The next stop was the Alaska pipeline viewing point. That was interesting – they chose a point where the pipeline goes underground. This illustrates that the pipeline is below ground unless there is permafrost underground. They ran short stretches underground even in permafrost if an animal crossing was needed – they feared the animals wouldn’t go underneath it. The mountings required in permafrost are interesting – you don’t want to melt the permafrost and cause the mounting pilings to shift, so they have many fins and the heat passes to the atmosphere.

The oil passes down the pipeline at 3.4 mph. The peak rate was 1.15 billion barrels in one day. As the North Coast field is depleted, the amount being pumped is decreasing.

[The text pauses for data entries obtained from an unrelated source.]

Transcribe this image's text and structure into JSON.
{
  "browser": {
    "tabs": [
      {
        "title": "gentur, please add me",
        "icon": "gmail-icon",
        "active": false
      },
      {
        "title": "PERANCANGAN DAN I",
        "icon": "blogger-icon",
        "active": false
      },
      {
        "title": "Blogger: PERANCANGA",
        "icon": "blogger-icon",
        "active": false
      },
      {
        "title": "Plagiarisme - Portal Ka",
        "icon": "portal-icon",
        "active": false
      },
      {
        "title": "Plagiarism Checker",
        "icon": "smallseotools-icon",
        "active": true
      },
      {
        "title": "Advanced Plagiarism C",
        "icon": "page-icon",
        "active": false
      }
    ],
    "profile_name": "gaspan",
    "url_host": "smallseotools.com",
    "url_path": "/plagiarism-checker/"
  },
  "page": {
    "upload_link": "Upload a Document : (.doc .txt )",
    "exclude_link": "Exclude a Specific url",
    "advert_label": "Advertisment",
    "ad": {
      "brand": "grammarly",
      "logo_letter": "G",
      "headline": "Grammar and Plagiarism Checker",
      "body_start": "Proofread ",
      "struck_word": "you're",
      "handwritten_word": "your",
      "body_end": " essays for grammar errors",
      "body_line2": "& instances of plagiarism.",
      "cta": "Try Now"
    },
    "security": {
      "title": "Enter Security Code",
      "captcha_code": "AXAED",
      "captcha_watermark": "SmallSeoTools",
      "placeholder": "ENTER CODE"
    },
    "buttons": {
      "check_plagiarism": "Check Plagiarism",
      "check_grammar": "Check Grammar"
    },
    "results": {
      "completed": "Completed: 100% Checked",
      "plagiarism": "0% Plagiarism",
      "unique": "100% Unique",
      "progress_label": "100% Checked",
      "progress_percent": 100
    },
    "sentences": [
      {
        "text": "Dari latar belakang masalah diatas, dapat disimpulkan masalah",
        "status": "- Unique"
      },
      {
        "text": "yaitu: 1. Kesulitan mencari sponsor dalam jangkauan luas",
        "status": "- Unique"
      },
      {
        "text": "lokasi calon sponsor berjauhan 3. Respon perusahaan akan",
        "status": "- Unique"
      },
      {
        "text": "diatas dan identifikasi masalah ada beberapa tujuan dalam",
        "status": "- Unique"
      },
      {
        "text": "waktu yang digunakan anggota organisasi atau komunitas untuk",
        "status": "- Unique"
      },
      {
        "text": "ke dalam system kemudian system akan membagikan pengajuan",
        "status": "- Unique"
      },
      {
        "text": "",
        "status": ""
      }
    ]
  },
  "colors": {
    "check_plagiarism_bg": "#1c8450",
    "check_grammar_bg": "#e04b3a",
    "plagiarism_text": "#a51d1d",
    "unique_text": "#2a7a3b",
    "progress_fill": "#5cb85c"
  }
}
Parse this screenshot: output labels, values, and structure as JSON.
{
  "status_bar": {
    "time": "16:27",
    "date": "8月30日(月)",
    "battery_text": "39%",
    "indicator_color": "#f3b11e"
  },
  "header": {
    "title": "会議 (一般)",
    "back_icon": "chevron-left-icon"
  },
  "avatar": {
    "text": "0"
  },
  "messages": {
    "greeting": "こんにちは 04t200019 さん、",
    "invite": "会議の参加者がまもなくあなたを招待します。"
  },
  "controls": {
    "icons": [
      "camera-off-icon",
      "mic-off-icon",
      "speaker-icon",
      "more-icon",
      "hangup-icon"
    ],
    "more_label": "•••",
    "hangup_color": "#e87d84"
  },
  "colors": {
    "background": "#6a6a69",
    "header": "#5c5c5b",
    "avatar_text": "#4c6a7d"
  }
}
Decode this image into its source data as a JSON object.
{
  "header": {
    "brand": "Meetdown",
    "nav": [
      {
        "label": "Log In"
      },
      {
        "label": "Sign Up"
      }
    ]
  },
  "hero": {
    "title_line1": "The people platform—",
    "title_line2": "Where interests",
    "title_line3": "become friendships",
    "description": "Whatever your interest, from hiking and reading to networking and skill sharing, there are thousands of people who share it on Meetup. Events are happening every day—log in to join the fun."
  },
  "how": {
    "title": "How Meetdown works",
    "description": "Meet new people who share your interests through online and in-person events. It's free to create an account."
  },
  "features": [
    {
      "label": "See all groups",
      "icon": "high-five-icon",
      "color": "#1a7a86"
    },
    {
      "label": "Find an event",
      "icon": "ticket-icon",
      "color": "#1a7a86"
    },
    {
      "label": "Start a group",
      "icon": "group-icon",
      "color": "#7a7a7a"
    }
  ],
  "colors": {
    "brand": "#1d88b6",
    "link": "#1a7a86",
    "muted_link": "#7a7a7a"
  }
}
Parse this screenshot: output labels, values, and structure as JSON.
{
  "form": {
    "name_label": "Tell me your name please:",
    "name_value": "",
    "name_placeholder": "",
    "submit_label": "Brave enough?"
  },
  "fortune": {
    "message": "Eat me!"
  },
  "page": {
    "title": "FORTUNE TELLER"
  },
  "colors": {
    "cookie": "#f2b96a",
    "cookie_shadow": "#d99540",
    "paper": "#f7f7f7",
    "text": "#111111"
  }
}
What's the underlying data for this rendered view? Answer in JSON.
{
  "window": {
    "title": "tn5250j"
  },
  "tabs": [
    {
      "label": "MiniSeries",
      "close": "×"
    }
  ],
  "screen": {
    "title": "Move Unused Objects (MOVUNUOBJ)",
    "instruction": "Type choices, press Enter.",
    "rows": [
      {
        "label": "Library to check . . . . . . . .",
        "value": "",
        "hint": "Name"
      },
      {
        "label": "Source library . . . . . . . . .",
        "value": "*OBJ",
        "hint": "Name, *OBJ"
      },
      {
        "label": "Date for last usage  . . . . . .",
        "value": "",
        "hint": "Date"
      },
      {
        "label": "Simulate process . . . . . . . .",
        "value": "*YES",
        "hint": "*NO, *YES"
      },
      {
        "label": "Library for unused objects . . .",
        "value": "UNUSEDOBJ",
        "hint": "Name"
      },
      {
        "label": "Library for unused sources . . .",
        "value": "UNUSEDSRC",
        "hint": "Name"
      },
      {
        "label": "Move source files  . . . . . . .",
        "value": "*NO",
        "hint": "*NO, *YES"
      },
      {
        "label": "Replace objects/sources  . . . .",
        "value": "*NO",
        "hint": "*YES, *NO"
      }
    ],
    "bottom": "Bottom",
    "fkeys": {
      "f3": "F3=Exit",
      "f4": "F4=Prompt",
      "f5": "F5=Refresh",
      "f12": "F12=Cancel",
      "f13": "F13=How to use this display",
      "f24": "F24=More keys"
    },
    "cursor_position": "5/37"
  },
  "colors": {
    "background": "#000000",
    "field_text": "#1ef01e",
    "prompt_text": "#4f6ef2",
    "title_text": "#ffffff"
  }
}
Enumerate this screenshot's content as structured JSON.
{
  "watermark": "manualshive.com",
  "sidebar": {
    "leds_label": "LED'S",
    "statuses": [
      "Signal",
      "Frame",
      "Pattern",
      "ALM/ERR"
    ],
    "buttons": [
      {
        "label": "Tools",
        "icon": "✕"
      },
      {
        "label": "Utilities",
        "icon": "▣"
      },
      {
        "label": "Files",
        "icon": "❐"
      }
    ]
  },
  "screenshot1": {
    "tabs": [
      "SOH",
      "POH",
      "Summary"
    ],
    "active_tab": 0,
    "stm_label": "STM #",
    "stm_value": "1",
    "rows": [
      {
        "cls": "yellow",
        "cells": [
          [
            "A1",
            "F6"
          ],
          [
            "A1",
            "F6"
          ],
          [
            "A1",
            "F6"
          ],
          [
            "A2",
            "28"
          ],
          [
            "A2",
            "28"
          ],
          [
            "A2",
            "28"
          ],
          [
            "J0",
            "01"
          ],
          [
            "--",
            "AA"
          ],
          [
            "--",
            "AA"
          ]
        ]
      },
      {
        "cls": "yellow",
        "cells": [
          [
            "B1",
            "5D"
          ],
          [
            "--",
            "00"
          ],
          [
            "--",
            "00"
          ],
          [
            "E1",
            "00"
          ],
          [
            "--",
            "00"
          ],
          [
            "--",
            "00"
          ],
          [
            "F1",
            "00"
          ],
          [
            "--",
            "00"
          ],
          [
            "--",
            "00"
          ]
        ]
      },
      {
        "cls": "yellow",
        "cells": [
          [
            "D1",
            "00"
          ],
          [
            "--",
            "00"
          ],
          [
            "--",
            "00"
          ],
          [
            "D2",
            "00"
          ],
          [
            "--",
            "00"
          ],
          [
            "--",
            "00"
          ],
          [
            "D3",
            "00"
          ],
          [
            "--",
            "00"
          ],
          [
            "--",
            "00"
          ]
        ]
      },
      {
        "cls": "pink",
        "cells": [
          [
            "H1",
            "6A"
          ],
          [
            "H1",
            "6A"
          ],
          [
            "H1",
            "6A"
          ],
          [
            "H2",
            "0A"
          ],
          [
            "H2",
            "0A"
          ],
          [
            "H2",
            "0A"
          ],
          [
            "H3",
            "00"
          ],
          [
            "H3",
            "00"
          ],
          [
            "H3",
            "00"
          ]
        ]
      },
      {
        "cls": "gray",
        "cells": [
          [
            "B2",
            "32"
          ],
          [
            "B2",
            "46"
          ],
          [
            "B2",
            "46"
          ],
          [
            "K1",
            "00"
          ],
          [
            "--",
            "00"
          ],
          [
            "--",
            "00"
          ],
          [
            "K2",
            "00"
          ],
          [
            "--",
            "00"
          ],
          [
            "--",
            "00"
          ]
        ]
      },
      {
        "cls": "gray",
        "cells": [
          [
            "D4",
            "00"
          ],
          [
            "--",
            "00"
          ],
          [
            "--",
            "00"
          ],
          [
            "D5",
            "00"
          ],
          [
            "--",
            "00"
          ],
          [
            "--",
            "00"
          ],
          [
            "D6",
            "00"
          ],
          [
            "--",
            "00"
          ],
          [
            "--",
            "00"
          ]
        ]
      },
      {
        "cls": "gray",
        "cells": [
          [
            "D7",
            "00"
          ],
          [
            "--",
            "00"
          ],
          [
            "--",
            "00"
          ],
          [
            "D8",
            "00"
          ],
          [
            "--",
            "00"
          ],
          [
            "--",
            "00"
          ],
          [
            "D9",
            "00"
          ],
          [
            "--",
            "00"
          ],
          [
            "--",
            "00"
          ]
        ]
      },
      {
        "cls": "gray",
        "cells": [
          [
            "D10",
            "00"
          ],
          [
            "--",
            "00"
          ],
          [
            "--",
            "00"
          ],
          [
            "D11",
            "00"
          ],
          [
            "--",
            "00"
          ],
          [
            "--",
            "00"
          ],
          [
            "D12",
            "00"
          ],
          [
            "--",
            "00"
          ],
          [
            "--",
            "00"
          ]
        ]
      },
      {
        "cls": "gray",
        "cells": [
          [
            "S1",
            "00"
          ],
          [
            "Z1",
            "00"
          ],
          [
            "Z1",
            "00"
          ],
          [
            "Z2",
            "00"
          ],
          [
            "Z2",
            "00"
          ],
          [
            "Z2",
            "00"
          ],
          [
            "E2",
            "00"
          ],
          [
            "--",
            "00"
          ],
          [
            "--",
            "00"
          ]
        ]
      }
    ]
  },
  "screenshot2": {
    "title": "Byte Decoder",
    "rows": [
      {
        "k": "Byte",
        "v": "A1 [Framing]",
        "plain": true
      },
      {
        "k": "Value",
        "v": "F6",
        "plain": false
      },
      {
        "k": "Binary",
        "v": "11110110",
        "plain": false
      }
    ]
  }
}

After leaving the viewing point, we went north on the Steese highway toward Circle. We saw a monument to Felix Pedro, the Italian immigrant who discovered gold in the Tanana valley, at the point where he discovered it. More gold by far was taken out of the goldfields around Fairbanks than ever came out of the Yukon; there is still one operating gold mine north of town.

We traveled further out the highway to see an old gold camp. But we stopped suddenly when a moose came up out of the brush on one side of the road, jogged across the road, and disappeared into the brush on the other side. This male moose had a small set of antlers in velvet and was just plain BIG. We’re very glad he came out then, rather than later, so we could stop in time.

We looked briefly at the gold camp (a set of corrugated metal covered buildings that housed up to 200 miners during hydraulic operations in the valley), but left without stopping due to the light rain and mist.

Home sounded good so we came back to the little house in the large campground by the Chena about 7:00 and relaxed the rest of the evening.